La Stampa 18.5.16
Renzi al Pd: uniti sul referendum
Voglio sei mesi pancia a terra
Il premier: serve una tregua interna. E intanto fa pace con Emiliano
di C.Bertini-A.La Mattina
«Per
sei mesi dobbiamo lavorare pancia a terra», avverte Matteo Renzi. Il
corpaccione del partito lo ascolta e annuisce. I segretari regionali che
gli stanno seduti di fronte al terzo piano del Nazareno in un conclave a
porte chiuse sono preoccupati da un pensiero e uno gli domanda: ma il
partito sarà unito? «A chi di solito fa il controcanto, diciamo che
stavolta non gli conviene perchè la nostra gente perdona tutto ma non
quando si disertano le battaglie fondamentali». La risposta gelida e
minacciosa del segretario non ha bisogno di spiegazioni, tutti colgono
al volo il senso dell’avvertimento a Bersani e compagni. Che poco più
tardi sarà ripetuto in altri termini ai deputati e senatori chiamati a
raccolta. Con la richiesta «non dico di una tregua interna, ma occorre
parlare al paese, io farò solo questo e non altro». Ma la maggiore
spigliatezza del discorso del leader ai segretari locali, al riparo
dallo streaming della riunione serale con i parlamentari, rende meglio
l’idea di cosa pensi in questa fase non semplice.
I consensi anti-casta
A
loro fa pure l’ esempio di come si devono prendere col referendum i
consensi anti-casta anche nell’elettorato dei partiti avversari.

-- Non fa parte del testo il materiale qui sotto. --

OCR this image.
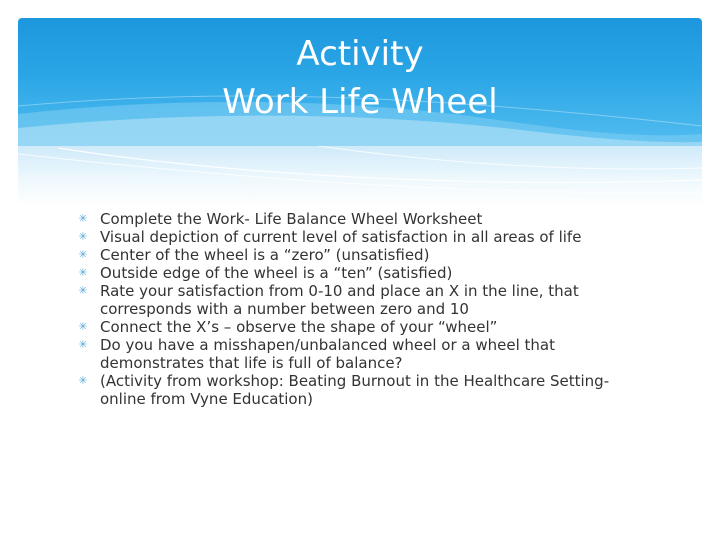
Activity
Work Life Wheel
✳ Complete the Work- Life Balance Wheel Worksheet
✳ Visual depiction of current level of satisfaction in all areas of life
✳ Center of the wheel is a “zero” (unsatisfied)
✳ Outside edge of the wheel is a “ten” (satisfied)
✳ Rate your satisfaction from 0-10 and place an X in the line, that corresponds with a number between zero and 10
✳ Connect the X’s – observe the shape of your “wheel”
✳ Do you have a misshapen/unbalanced wheel or a wheel that demonstrates that life is full of balance?
✳ (Activity from workshop: Beating Burnout in the Healthcare Setting- online from Vyne Education)
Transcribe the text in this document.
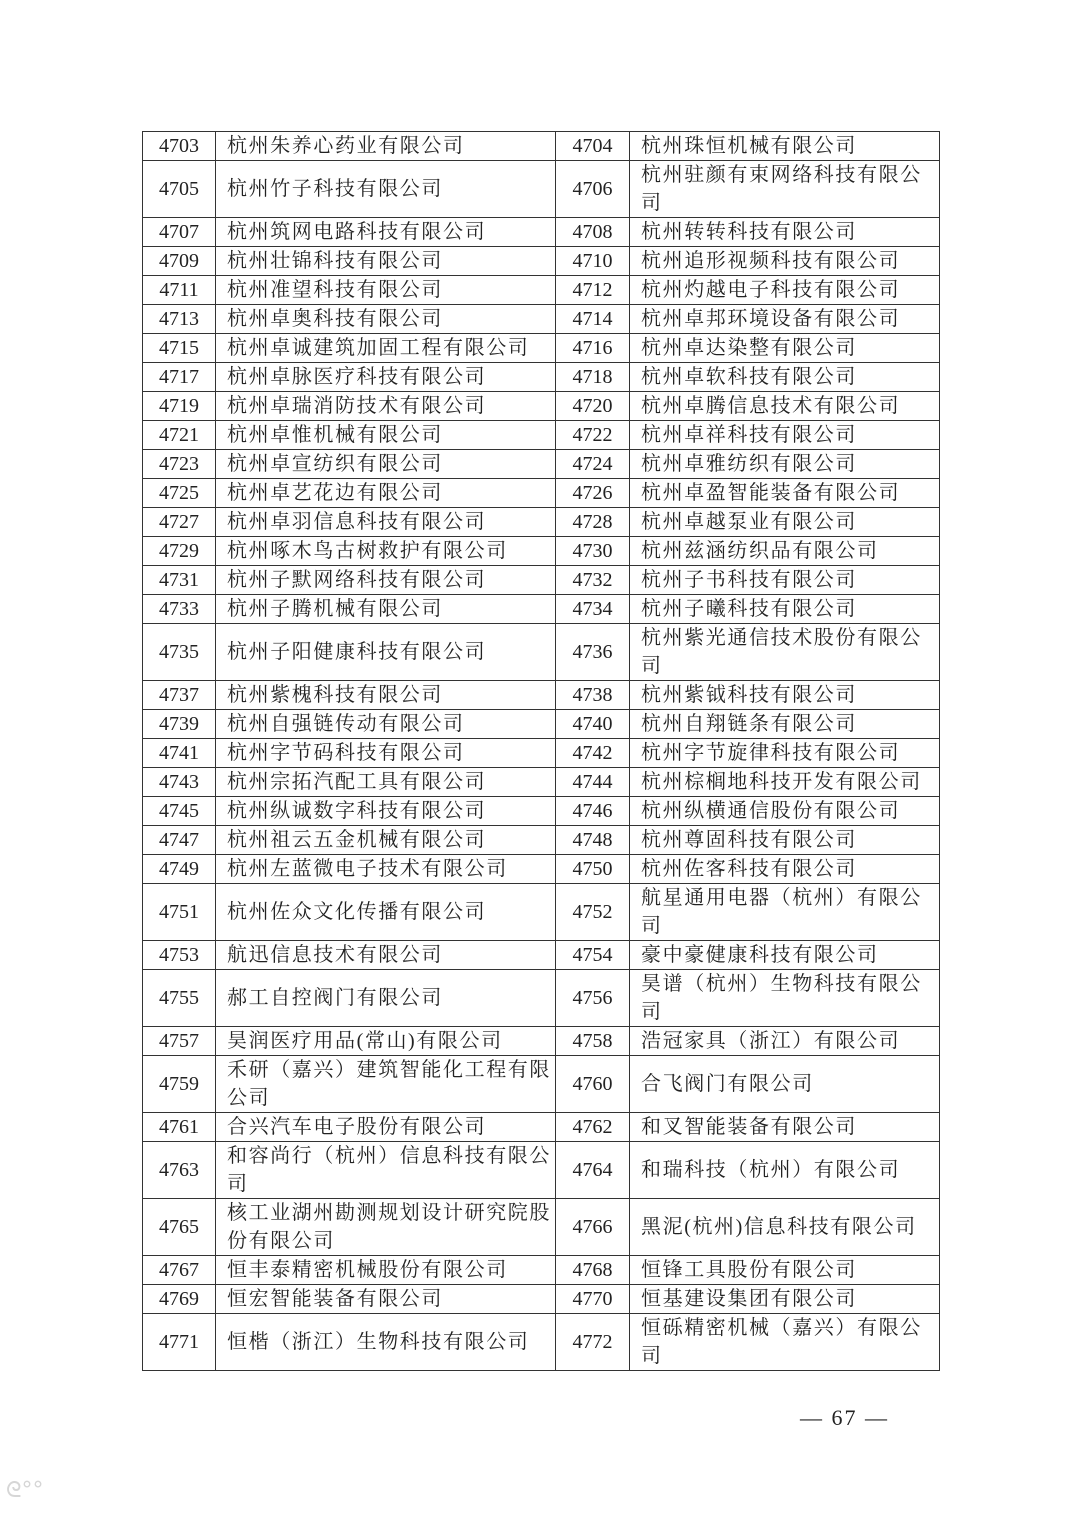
4703	杭州朱养心药业有限公司	4704	杭州珠恒机械有限公司
4705	杭州竹子科技有限公司	4706	杭州驻颜有束网络科技有限公司
4707	杭州筑网电路科技有限公司	4708	杭州转转科技有限公司
4709	杭州壮锦科技有限公司	4710	杭州追形视频科技有限公司
4711	杭州准望科技有限公司	4712	杭州灼越电子科技有限公司
4713	杭州卓奥科技有限公司	4714	杭州卓邦环境设备有限公司
4715	杭州卓诚建筑加固工程有限公司	4716	杭州卓达染整有限公司
4717	杭州卓脉医疗科技有限公司	4718	杭州卓软科技有限公司
4719	杭州卓瑞消防技术有限公司	4720	杭州卓腾信息技术有限公司
4721	杭州卓惟机械有限公司	4722	杭州卓祥科技有限公司
4723	杭州卓宣纺织有限公司	4724	杭州卓雅纺织有限公司
4725	杭州卓艺花边有限公司	4726	杭州卓盈智能装备有限公司
4727	杭州卓羽信息科技有限公司	4728	杭州卓越泵业有限公司
4729	杭州啄木鸟古树救护有限公司	4730	杭州兹涵纺织品有限公司
4731	杭州子默网络科技有限公司	4732	杭州子书科技有限公司
4733	杭州子腾机械有限公司	4734	杭州子曦科技有限公司
4735	杭州子阳健康科技有限公司	4736	杭州紫光通信技术股份有限公司
4737	杭州紫槐科技有限公司	4738	杭州紫钺科技有限公司
4739	杭州自强链传动有限公司	4740	杭州自翔链条有限公司
4741	杭州字节码科技有限公司	4742	杭州字节旋律科技有限公司
4743	杭州宗拓汽配工具有限公司	4744	杭州棕榈地科技开发有限公司
4745	杭州纵诚数字科技有限公司	4746	杭州纵横通信股份有限公司
4747	杭州祖云五金机械有限公司	4748	杭州尊固科技有限公司
4749	杭州左蓝微电子技术有限公司	4750	杭州佐客科技有限公司
4751	杭州佐众文化传播有限公司	4752	航星通用电器（杭州）有限公司
4753	航迅信息技术有限公司	4754	豪中豪健康科技有限公司
4755	郝工自控阀门有限公司	4756	昊谱（杭州）生物科技有限公司
4757	昊润医疗用品(常山)有限公司	4758	浩冠家具（浙江）有限公司
4759	禾研（嘉兴）建筑智能化工程有限公司	4760	合飞阀门有限公司
4761	合兴汽车电子股份有限公司	4762	和叉智能装备有限公司
4763	和容尚行（杭州）信息科技有限公司	4764	和瑞科技（杭州）有限公司
4765	核工业湖州勘测规划设计研究院股份有限公司	4766	黑泥(杭州)信息科技有限公司
4767	恒丰泰精密机械股份有限公司	4768	恒锋工具股份有限公司
4769	恒宏智能装备有限公司	4770	恒基建设集团有限公司
4771	恒楷（浙江）生物科技有限公司	4772	恒砾精密机械（嘉兴）有限公司
— 67 —
ᘓ°°
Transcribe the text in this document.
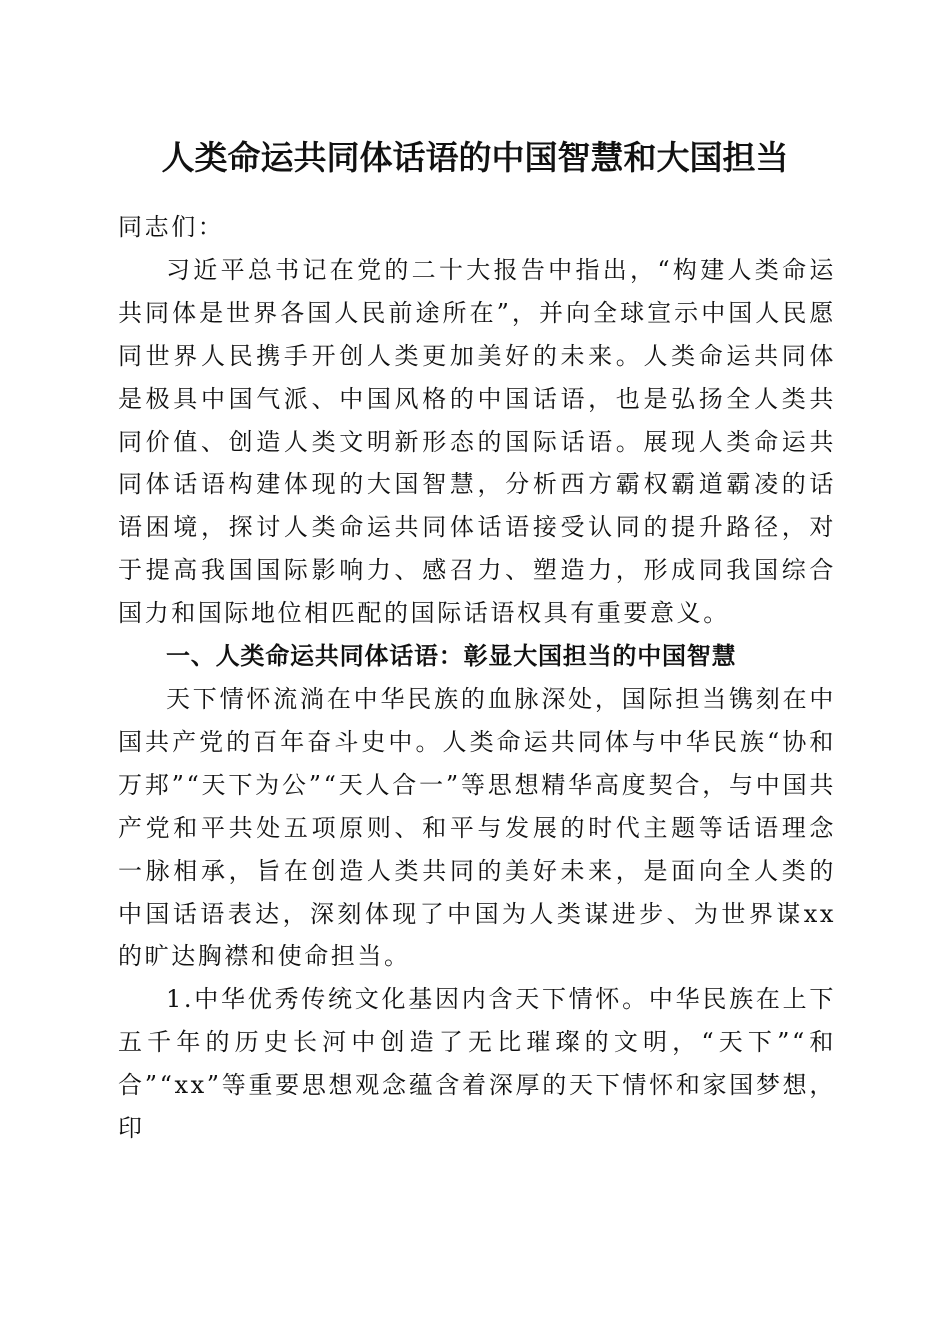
人类命运共同体话语的中国智慧和大国担当

同志们：

习近平总书记在党的二十大报告中指出，“构建人类命运共同体是世界各国人民前途所在”，并向全球宣示中国人民愿同世界人民携手开创人类更加美好的未来。人类命运共同体是极具中国气派、中国风格的中国话语，也是弘扬全人类共同价值、创造人类文明新形态的国际话语。展现人类命运共同体话语构建体现的大国智慧，分析西方霸权霸道霸凌的话语困境，探讨人类命运共同体话语接受认同的提升路径，对于提高我国国际影响力、感召力、塑造力，形成同我国综合国力和国际地位相匹配的国际话语权具有重要意义。

一、人类命运共同体话语：彰显大国担当的中国智慧

天下情怀流淌在中华民族的血脉深处，国际担当镌刻在中国共产党的百年奋斗史中。人类命运共同体与中华民族“协和万邦”“天下为公”“天人合一”等思想精华高度契合，与中国共产党和平共处五项原则、和平与发展的时代主题等话语理念一脉相承，旨在创造人类共同的美好未来，是面向全人类的中国话语表达，深刻体现了中国为人类谋进步、为世界谋xx的旷达胸襟和使命担当。

1.中华优秀传统文化基因内含天下情怀。中华民族在上下五千年的历史长河中创造了无比璀璨的文明，“天下”“和合”“xx”等重要思想观念蕴含着深厚的天下情怀和家国梦想，印
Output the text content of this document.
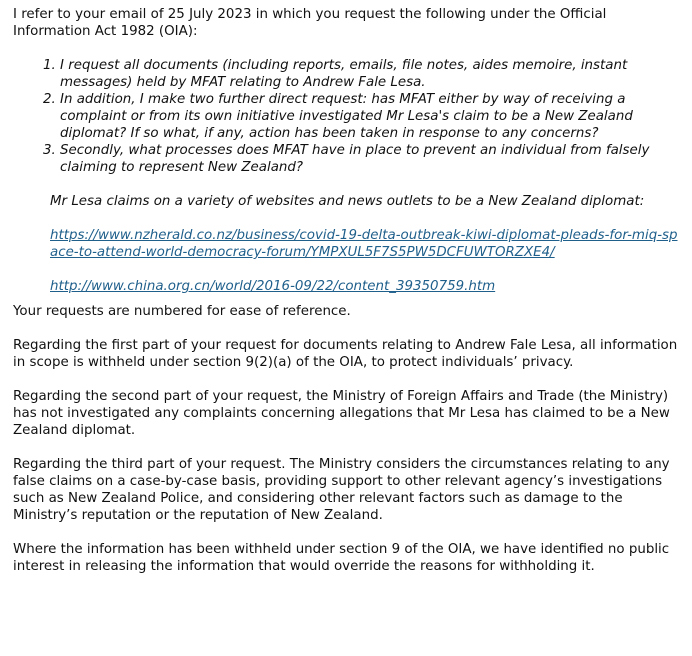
I refer to your email of 25 July 2023 in which you request the following under the Official Information Act 1982 (OIA):

1. I request all documents (including reports, emails, file notes, aides memoire, instant messages) held by MFAT relating to Andrew Fale Lesa.
2. In addition, I make two further direct request: has MFAT either by way of receiving a complaint or from its own initiative investigated Mr Lesa's claim to be a New Zealand diplomat? If so what, if any, action has been taken in response to any concerns?
3. Secondly, what processes does MFAT have in place to prevent an individual from falsely claiming to represent New Zealand?

Mr Lesa claims on a variety of websites and news outlets to be a New Zealand diplomat:

https://www.nzherald.co.nz/business/covid-19-delta-outbreak-kiwi-diplomat-pleads-for-miq-space-to-attend-world-democracy-forum/YMPXUL5F7S5PW5DCFUWTORZXE4/

http://www.china.org.cn/world/2016-09/22/content_39350759.htm

Your requests are numbered for ease of reference.

Regarding the first part of your request for documents relating to Andrew Fale Lesa, all information in scope is withheld under section 9(2)(a) of the OIA, to protect individuals’ privacy.

Regarding the second part of your request, the Ministry of Foreign Affairs and Trade (the Ministry) has not investigated any complaints concerning allegations that Mr Lesa has claimed to be a New Zealand diplomat.

Regarding the third part of your request. The Ministry considers the circumstances relating to any false claims on a case-by-case basis, providing support to other relevant agency’s investigations such as New Zealand Police, and considering other relevant factors such as damage to the Ministry’s reputation or the reputation of New Zealand.

Where the information has been withheld under section 9 of the OIA, we have identified no public interest in releasing the information that would override the reasons for withholding it.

Convinto che molti elettori della Lega ad esempio apprezzino il fatto
che si riducono posti e stipendi dei politici. «Insistete molto sul
numero e sui costi degli stipendi, non abbiate paura di fare un atto
demagogico, perché invece è un atto contro il qualunquismo». Con un
ammonimento a tutti, perché «se passa il no è un inciucio
istituzionalizzato e larghe intese per sempre». Tradotto, se vince il
no, con l’Italicum per la Camera e il proporzionale per il Senato, sono
larghe intese assicurate.
Bersani, legittimo dire no
«Il
referendum sarà una grandiosa occasione per dire chi è riformista e chi
conservatore. Io non personalizzo la sfida, chi è per il no non è per
un’altra riforma, ma per lasciare quel che c’è», mette in chiaro. Ma
Bersani, che diserta il summit col leader alla Camera per andare dalla
Gruber, subito si mette di traverso. «Ho tutta l’intenzione di votare
sì. Ma la costituzione non può essere l’oggetto con cui dividi il Paese.
Nel Pd ci potrà essere qualcuno che aderisce a comitati del No ed è
legittimo che ci siano elettori che votano no».
Il disgelo col suo sfidante
Prima,
per tutto il giorno, il premier gira l’Italia a firmare patti per il
sud, dall’Aquila a Bari. Dove, tra un panzerotto e l’altro, scoppia la
pace a sorpresa con Michele Emiliano, il governatore pugliese. I due non
si parlavano nemmeno, si erano lanciati a distanza bordate politiche:
una contrapposizione prima sulla scuola, poi esplosa con il referendum
sulle trivelle. Renzi gli attribuiva l’intenzione di voler scalare il Pd
e di fargli la guerra nel partito. Emiliano ha sempre puntualizzato che
le sue critiche erano sul merito, non preconcette. Sui fondi per il Sud
in particolare l’ex sindaco di Bari aveva presentato un progetto di
investimenti per 4 miliardi. Soldi che sembravano non arrivare mai. Ieri
invece l’incontro del disgelo. La Puglia non avrà 4 ma solo 2 miliardi.
Un primo passo, secondo Emiliano, che vuole dimostrare a Palazzo Chigi
che la sua Regione è virtuosa, che saprà spendere al meglio questi
fondi. Ma il governatore più che di pace parla di tregua, di «un canale
di dialogo finalmente aperto». Così alla fine Renzi lo ha ringraziato
per avere rimodulato il piano in base ai due miliardi messi a
disposizione; e quest’ultimo ha ricambiato, precisando però che la
Puglia punta ad avere le restanti risorse. «Non molliamo: governare è
sempre doloroso, in particolare quando devi accettare cose che non ti
convincono, ma che non hanno alternative». Un compromesso che comunque
ha riportato il sereno. «Incontrando Renzi ho avuto la sensazione di un
rapporto serio. Ha capito le ragioni delle nostre perplessità e che
dobbiamo fare le cose insieme. Io e Renzi abbiamo ritrovato quella
simpatia reciproca, necessaria per far bene il proprio lavoro».